A co z działalnością impresaryjną sceny? W Teatrze Na Woli za pana dyrekcji można było zobaczyć ciekawe spektakle, czasem z najdalszych zakątków Polski, m.in. z Legnicy "Osobisty Jezus" Przemysława Wojcieszka, z Zielonej Góry "Zabijanie Gomułki" w reż. Jacka Głomba, z Zakopanego - "Antoni S. czyli wieża Babel" w reż. Piotra Łazarkiewicza. Będziecie tę działalność kontynuować?

- Tak. Już w zeszłym sezonie zainaugurowaliśmy kolejny cykl "Polscy autorzy z Polski". Najbliższe plany to Częstochowa ze spektaklem "Patrz słońce zachodzi" oraz "Antygona w Nowym Jorku" z Białegostoku. Będą też koncerty, m.in. w styczniu wystąpi legendarna kapela Variete, a na wiosnę ekskluzywny koncert Comy. Oczywiście także czytania nowych polskich sztuk - najbliższa to "Bar Babylon" Radosława Paczochy w reż. Gabriela Gietzkiego i oczywiście spotkania z największymi polskiego teatru w ramach cyklu "Wszystko już było". Oprócz tego Teatr na Woli jest współproducentem filmu w reż. Arkadiusza Jakubika "Bardzo prosta historia o miłości" i partnerem artystycznym powstającego właśnie filmu Magdaleny Łazarkiewicz "Maraton tańca".

Mogę więc powiedzieć nieskromnie, że Teatr na Woli zaczyna pracować pełną parą. Mamy piękne nowe logo autorstwa Ewy Natkaniec, a wraz z premierą "Lipca" ruszamy z całkowicie nową stroną internetową Teatru. Prowadzimy rozmowy z ambasadą francuską na temat promowania dramaturgii polskiej i francuskiej w naszych krajach i wspólnego wydawnictwa. W zeszłym sezonie zdecydowaliśmy się wyjść naprzeciw cudzoziemcom mieszkającym coraz liczniej w stolicy i zaczęliśmy grać dwa nasze tytuły z angielskimi napisami, od października tego roku ta inicjatywa rozszerza się i wszystkie spektakle Teatru na Woli będą tłumaczone na angielski.

Teatr na Woli rozpoczął też współpracę z Koreą! Proszę o tym opowiedzieć.
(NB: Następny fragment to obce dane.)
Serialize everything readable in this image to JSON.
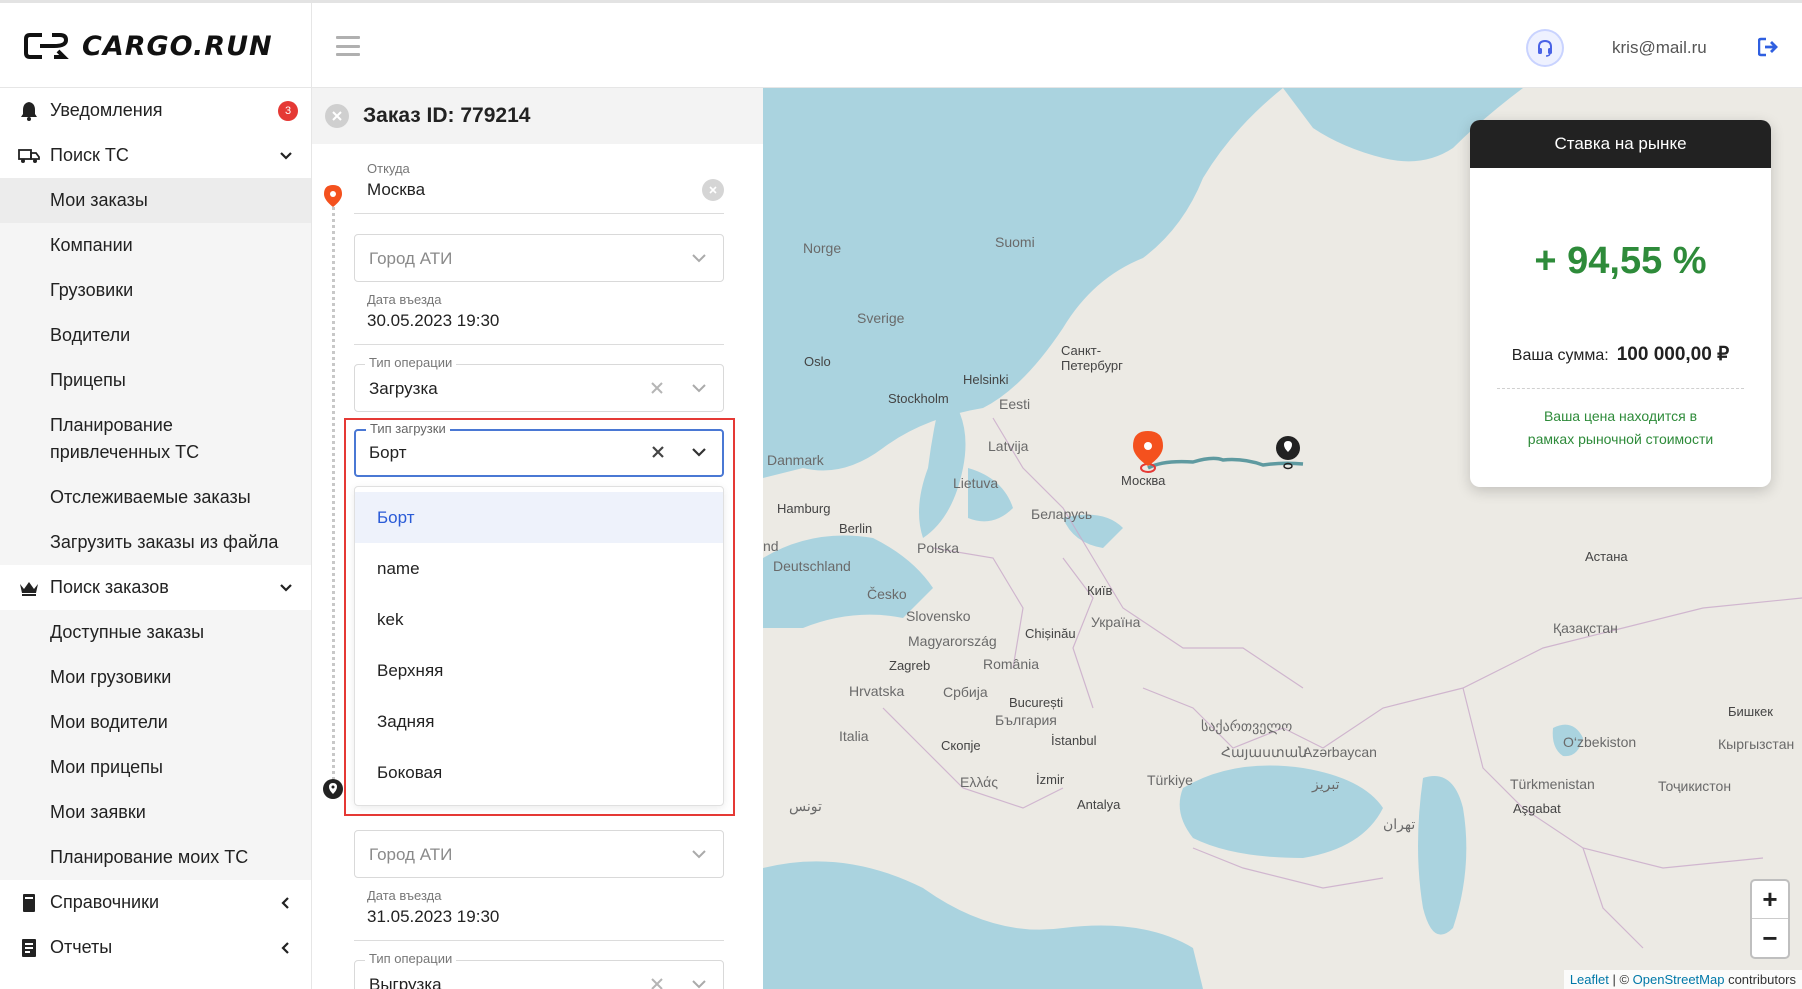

- W maju tego roku byłem z wizytą w Busan w Korei Południowej, gdzie wraz z Panem Kim Dong Kyu, profesorem dramatu uniwersytetu w tym mieście, jednej z najbardziej wpływowych postaci w Korei w dziedzinie kultury, założyliśmy International Performing Arts Exchange Association, którego zostałem wiceprezydentem. Nasze stowarzyszenie skupia do tej pory Polskę, Koreę Południową, Chiny, Singapur, Niemcy, Francję, USA. Cały czas przyjmujemy nowych członków i wkrótce będziemy zarejestrowani w UNESCO. Będziemy działać w kierunku wzajemnej wymiany kulturalnej, międzynarodowych współprodukcji i produkcji przedstawień. Już we wrześniu 2010 w Teatrze na Woli odbędzie się pierwszy międzynarodowy festiwal pod auspicjami IPAEA. Obecnie pomagam prezydentowi IPAEA panu Kim Dong Kyu nawiązywać kontakty z teatrami warszawskimi. Podczas jego ostatniej wizyty w Warszawie w sierpniu spotkaliśmy się z dyrekcjami Teatru Ateneum i Teatru Polonia oraz z Pawłem Wodzińskim, nowym dyrektorem artystycznym festiwalu Raport w Gdyni.

Dorota Wyżyńska
Gazeta Wyborcza Stołeczna
5 października 2009

Książka tygodnia

Teatr, który nadchodzi
Wydawnictwo słowo/obraz terytoria Sp. z o.o.
Dariusz Kosiński

Trailer tygodnia

La Phazz
Julieta Gascón i Jose Antonio Puchades
W "La Phazz" udało się twórcom z "La ...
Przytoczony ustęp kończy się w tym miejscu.